I have a full-time, live-in maid and I arranged for her to be transferred to my sponsorship some three months ago. While my wife and I initially gave her the benefit of the doubt, we are not happy with her work, despite repeatedly asking her to do things the way we want. She only works five days a week and has plenty of time off, yet still complains there is too much to do, despite there being only the two of us, who work full-time, and our daughter, aged 14. As we did not employ her via an agency, we have to deal with the matter ourselves and do not know what we have to do to terminate her employment. Can you advise? - RK Abu Dhabi
As she is effectively an employee, you may cancel her contract. Because her contract states a six-month probationary period, you can, therefore, terminate her employment immediately. You are responsible for the formal cancellation of her visa and will need to visit the Department of Naturalisation and Residency and ask for a visa cancellation form. You will have to produce a copy of the maid's original passport, as well as evidence of a one-way ticket for her to fly back to her home country, for which you must pay. On the day of departure, you should go to the airport with her, and have her passport and labour card, your passport and visa cancellation form. She then needs to check in and obtain a boarding pass. With all of these documents, you both have go to the airport immigration counter. The authorities at the counter will check that all paperwork is in order before processing the cancellation. This can take some time and the counter can get busy, so make sure you have everything you need and leave plenty of time for the paperwork to be dealt with.
I had a du telephone number, which was set up on a prepaid basis. I had it for more than a year. On October 6, I went to the du office in Al Tawar in Dubai and changed my du number from prepaid to postpaid. I was told that my BBM, internet and other services would alter immediately. I paid the full amount for these services in advance. On October 7, I received a message saying: "Thanks for subscription." As nothing happened for a couple of days, I called the helpline and was told they had taken note of my complaint. On Saturday, October 11, I wrote a letter to du management and copied it to customer services, but nothing has happened. Today is October 13 and I still cannot access these services. Instead, I applied for the same package from Etisalat, which they were able to provide me with in two days. Now I don't need the service from du and want to convert back to a prepaid service. But it is asking me to pay for the service to be cancelled, which I never received and never used. Despite having no service, they are telling me I have to pay Dh300 now and also another Dh130, so a total of Dh430 for nothing. I am very disappointed with du as none of this is my fault. - SA Dubai
I referred the problem to my contacts at du and within two days, the matter had been resolved. SA was provided with the full service that he had applied for. A spokesperson from du said: "In response to SA's letter, we have explained the situation to him and have come to an amicable resolution. His BlackBerry Social Package is now active. We regret the inconvenience caused."

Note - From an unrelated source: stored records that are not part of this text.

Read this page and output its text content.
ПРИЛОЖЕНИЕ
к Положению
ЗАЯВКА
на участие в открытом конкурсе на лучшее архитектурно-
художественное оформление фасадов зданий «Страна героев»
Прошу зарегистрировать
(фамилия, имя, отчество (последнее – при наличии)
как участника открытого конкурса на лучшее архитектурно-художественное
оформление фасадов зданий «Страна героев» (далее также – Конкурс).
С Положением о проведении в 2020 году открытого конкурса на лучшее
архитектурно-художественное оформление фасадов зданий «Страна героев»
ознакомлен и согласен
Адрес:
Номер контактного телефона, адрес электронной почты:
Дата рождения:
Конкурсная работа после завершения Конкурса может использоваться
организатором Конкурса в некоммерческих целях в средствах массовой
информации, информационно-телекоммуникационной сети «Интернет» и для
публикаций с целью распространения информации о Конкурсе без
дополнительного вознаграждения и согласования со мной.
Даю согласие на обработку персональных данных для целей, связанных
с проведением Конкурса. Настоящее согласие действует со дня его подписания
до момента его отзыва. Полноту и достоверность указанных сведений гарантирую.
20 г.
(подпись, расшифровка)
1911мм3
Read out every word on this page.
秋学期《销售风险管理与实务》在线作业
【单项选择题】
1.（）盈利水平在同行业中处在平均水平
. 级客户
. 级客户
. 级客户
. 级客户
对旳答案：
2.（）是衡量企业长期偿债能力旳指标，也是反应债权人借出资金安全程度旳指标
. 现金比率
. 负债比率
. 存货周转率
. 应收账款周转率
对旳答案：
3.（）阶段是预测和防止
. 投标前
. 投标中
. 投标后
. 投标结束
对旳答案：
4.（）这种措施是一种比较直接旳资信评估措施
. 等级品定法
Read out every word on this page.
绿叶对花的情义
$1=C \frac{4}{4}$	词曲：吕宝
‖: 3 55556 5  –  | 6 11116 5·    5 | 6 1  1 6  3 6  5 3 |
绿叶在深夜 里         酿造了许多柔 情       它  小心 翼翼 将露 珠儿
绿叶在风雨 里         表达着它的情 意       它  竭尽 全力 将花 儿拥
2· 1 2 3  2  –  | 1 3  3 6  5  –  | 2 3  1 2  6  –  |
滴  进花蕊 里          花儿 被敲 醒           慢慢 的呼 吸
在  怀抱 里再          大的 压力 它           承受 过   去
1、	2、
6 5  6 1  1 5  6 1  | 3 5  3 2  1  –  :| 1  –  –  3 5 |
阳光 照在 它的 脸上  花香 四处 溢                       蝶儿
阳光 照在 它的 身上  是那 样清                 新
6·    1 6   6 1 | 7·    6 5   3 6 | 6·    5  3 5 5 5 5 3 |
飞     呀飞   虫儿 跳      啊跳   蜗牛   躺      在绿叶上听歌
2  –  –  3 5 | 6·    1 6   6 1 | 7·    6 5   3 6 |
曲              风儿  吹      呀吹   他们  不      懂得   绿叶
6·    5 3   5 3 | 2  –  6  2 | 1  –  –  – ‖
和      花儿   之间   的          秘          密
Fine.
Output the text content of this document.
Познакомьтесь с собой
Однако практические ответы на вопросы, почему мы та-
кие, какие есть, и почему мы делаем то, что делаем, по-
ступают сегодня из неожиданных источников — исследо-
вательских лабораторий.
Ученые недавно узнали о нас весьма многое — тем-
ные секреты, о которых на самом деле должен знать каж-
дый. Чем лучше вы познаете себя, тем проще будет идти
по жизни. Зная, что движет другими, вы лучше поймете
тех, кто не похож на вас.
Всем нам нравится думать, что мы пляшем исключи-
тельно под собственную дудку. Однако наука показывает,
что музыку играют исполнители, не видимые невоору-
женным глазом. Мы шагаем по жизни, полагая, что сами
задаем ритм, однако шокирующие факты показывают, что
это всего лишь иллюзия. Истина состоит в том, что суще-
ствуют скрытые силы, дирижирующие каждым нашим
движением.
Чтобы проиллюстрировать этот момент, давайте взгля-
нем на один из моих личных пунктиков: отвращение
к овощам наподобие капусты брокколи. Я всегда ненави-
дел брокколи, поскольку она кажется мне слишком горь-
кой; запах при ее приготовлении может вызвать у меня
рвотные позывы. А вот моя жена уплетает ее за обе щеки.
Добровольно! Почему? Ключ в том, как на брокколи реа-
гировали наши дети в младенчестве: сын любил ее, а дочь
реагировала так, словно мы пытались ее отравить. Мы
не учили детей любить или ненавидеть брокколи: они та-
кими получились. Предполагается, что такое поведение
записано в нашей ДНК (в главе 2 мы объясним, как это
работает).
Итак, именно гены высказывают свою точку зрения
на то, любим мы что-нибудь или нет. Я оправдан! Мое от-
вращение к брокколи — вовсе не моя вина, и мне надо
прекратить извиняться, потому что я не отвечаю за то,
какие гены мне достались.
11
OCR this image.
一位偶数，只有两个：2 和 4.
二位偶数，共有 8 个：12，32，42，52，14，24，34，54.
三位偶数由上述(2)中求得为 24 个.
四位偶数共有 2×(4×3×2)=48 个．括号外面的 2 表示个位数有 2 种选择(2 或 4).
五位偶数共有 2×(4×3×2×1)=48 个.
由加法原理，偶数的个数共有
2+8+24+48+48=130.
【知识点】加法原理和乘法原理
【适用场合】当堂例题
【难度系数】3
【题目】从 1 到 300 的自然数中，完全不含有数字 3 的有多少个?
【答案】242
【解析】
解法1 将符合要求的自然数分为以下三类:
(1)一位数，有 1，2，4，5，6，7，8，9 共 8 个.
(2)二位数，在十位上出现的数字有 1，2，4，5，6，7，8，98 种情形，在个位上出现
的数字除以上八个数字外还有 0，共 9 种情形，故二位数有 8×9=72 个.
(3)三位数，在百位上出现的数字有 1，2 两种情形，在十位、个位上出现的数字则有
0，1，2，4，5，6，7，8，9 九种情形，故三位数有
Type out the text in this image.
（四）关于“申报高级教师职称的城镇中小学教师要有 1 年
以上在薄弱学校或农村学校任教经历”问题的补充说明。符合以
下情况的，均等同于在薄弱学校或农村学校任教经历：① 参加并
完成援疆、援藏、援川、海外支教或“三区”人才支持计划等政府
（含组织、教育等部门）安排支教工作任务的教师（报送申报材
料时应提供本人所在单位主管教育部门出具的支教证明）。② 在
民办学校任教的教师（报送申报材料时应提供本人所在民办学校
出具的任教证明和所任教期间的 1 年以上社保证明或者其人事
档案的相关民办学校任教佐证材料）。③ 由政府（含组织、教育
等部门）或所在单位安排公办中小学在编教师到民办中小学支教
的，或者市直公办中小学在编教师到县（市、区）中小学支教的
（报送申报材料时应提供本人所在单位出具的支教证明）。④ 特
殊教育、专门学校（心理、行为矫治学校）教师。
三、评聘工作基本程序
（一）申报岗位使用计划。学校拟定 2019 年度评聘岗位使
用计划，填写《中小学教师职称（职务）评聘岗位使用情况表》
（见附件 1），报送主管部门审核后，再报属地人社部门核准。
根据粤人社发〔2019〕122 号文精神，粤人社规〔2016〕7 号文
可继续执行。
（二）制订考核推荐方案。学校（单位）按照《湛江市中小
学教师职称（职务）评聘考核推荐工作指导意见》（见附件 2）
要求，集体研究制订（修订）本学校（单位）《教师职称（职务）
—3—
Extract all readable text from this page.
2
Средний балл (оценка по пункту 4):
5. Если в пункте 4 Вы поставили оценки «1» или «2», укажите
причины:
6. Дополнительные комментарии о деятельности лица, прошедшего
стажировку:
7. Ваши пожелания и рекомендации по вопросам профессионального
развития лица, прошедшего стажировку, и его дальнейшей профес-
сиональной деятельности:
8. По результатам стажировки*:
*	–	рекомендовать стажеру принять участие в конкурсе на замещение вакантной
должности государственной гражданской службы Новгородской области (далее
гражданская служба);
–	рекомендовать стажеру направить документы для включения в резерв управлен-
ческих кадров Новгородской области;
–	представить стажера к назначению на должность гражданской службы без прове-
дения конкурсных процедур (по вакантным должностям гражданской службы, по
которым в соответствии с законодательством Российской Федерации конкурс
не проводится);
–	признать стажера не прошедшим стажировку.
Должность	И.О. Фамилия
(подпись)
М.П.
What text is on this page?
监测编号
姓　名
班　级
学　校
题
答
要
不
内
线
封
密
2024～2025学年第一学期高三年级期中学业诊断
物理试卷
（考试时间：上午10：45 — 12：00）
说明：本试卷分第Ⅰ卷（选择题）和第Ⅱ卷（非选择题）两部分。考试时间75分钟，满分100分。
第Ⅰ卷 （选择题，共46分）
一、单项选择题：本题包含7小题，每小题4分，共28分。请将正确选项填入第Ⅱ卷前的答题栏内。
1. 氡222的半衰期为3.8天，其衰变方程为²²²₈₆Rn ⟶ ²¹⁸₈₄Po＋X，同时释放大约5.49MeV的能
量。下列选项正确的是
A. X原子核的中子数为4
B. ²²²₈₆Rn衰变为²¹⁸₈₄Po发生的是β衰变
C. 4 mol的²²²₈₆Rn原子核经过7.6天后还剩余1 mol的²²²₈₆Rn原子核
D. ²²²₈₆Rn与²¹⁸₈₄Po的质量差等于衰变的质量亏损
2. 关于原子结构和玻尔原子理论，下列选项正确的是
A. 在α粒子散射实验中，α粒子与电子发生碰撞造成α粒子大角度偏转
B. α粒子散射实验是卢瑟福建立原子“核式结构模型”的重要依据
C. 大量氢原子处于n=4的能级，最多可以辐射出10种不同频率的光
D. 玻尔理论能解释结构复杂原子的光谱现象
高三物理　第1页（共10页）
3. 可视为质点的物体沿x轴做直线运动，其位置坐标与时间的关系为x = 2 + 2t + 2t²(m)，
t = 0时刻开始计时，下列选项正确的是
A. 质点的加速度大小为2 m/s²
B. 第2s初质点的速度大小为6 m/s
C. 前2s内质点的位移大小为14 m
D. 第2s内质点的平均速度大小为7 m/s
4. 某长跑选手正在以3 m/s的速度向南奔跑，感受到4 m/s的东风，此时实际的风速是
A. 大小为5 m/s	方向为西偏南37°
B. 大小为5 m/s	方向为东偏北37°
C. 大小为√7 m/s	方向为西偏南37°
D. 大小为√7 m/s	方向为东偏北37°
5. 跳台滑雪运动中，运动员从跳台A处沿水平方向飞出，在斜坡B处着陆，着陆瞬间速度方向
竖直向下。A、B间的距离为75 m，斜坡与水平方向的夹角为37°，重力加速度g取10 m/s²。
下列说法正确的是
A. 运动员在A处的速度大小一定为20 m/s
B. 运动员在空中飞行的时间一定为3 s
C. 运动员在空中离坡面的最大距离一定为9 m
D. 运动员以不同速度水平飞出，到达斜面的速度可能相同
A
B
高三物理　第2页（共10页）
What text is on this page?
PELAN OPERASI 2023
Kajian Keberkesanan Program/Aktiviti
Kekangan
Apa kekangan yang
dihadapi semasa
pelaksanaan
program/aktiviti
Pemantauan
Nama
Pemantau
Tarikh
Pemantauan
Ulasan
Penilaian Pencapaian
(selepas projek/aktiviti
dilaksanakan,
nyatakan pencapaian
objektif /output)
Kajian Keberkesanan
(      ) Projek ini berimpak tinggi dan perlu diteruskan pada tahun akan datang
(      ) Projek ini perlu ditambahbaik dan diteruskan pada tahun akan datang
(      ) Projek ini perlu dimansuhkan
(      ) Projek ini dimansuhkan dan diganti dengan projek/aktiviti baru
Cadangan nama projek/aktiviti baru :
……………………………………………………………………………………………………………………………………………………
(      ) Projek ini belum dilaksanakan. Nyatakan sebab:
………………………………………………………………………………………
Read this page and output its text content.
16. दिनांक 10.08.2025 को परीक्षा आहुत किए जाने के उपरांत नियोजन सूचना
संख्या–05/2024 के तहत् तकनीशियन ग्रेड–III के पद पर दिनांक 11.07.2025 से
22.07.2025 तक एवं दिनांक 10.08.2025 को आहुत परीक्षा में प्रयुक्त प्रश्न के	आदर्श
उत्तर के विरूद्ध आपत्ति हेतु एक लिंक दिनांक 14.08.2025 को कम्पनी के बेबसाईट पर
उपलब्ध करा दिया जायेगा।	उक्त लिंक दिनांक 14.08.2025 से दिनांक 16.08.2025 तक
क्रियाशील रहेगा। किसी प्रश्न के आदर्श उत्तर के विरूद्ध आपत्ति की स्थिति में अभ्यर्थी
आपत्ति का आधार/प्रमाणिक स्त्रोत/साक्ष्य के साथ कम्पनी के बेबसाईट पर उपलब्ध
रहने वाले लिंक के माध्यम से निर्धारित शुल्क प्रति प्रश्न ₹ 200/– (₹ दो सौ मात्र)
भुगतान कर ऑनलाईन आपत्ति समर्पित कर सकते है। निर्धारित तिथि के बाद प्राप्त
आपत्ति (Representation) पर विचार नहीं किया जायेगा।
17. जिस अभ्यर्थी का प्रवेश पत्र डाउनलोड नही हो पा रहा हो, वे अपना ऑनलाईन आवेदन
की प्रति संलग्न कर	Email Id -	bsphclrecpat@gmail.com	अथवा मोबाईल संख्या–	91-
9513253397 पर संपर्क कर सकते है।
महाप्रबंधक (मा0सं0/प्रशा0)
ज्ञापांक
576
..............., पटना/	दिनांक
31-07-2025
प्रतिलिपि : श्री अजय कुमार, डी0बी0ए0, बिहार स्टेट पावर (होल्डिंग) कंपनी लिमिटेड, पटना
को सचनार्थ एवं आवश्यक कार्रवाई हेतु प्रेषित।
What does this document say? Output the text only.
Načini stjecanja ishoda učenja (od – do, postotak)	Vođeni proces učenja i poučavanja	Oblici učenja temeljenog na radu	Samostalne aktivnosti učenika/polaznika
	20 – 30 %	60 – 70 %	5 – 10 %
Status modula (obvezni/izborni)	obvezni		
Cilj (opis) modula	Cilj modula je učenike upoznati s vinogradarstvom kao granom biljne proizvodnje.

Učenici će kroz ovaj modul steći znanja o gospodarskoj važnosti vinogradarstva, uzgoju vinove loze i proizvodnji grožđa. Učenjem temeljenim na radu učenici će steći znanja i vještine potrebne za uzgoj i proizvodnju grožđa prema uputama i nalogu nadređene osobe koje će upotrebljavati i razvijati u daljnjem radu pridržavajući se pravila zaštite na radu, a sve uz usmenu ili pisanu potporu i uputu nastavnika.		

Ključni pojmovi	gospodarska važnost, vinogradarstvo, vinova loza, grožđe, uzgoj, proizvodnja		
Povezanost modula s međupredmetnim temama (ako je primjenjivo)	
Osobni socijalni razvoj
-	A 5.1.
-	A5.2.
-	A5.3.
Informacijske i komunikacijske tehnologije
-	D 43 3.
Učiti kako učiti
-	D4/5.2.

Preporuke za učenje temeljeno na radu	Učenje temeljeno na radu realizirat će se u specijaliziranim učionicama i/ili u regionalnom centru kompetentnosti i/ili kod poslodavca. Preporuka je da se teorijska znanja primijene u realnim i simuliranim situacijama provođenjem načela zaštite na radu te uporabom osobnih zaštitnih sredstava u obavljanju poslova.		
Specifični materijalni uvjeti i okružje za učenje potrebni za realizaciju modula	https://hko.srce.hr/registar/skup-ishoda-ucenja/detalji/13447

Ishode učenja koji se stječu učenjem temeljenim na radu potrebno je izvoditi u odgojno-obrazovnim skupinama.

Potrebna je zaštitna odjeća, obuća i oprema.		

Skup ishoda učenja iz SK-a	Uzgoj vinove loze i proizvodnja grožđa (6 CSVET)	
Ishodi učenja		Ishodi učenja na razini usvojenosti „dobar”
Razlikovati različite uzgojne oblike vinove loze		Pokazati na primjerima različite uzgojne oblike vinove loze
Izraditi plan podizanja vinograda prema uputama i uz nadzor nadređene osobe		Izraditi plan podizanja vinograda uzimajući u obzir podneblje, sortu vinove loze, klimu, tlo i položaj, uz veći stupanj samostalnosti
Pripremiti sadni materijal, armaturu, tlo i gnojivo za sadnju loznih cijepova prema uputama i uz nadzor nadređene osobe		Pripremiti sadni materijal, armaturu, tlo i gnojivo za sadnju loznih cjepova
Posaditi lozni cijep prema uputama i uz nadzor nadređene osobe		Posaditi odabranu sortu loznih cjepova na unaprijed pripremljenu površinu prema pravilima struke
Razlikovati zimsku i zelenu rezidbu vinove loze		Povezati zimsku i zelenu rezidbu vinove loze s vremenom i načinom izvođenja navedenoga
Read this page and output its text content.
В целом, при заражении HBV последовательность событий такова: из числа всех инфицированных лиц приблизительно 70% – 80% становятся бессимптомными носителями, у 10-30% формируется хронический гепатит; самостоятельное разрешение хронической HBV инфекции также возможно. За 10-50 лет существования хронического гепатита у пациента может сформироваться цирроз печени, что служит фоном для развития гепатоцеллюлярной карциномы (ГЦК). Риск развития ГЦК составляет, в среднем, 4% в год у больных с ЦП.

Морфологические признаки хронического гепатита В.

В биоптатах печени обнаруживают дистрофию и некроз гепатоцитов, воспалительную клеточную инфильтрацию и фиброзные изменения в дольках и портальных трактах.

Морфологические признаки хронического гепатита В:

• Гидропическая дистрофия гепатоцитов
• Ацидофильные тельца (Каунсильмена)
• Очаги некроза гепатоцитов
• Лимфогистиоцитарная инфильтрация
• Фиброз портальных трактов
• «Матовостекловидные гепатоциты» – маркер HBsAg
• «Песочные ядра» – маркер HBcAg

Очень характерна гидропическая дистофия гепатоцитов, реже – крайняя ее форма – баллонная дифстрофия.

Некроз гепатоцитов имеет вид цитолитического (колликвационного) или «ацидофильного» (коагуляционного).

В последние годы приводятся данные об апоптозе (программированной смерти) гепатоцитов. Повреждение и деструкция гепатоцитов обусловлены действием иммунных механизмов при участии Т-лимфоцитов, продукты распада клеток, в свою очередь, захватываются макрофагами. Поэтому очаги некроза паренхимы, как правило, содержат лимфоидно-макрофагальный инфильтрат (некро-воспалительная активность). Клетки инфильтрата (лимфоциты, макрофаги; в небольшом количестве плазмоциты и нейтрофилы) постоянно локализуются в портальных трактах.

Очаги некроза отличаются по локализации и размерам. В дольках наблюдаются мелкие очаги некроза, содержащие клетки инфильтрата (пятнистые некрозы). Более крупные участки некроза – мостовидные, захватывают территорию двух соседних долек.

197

I got a job offer letter and a contract signed from a company in Dubai. I accepted their offer (in the offer was included my flight to Dubai) and they applied for my working visa (this is what they told me). However, I never got my visa and they kept me waiting for more than three weeks. After this, they closed the company. My question: is there something that I can do against the company or the people involved in my hiring due to the fact that I am sure they knew before what was going on and they did not inform me? I lost more than one month doing nothing while waiting for them. - VS Italy
This is an unfortunate situation and it is unfair behaviour by the company. It is certainly unusual to offer someone a job, present them with a contract and then close the company. There could be several reasons for this, although I would have thought VS was owed a proper explanation. That said, she never started work with the company, did not have a visa and did not make it to Dubai, so I don't believe there is any action she can take, especially as it is no longer trading. There is no law that I know of relevant to this situation and no mention is made of it in the UAE Labour Law. While a lawyer could be engaged, the question is who would be sued if the company no longer exists? It's unlikely a case against the directors would get very far and the legal fees would far outweigh any compensation that might possibly be paid. I doubt you would win and it would be a waste of money.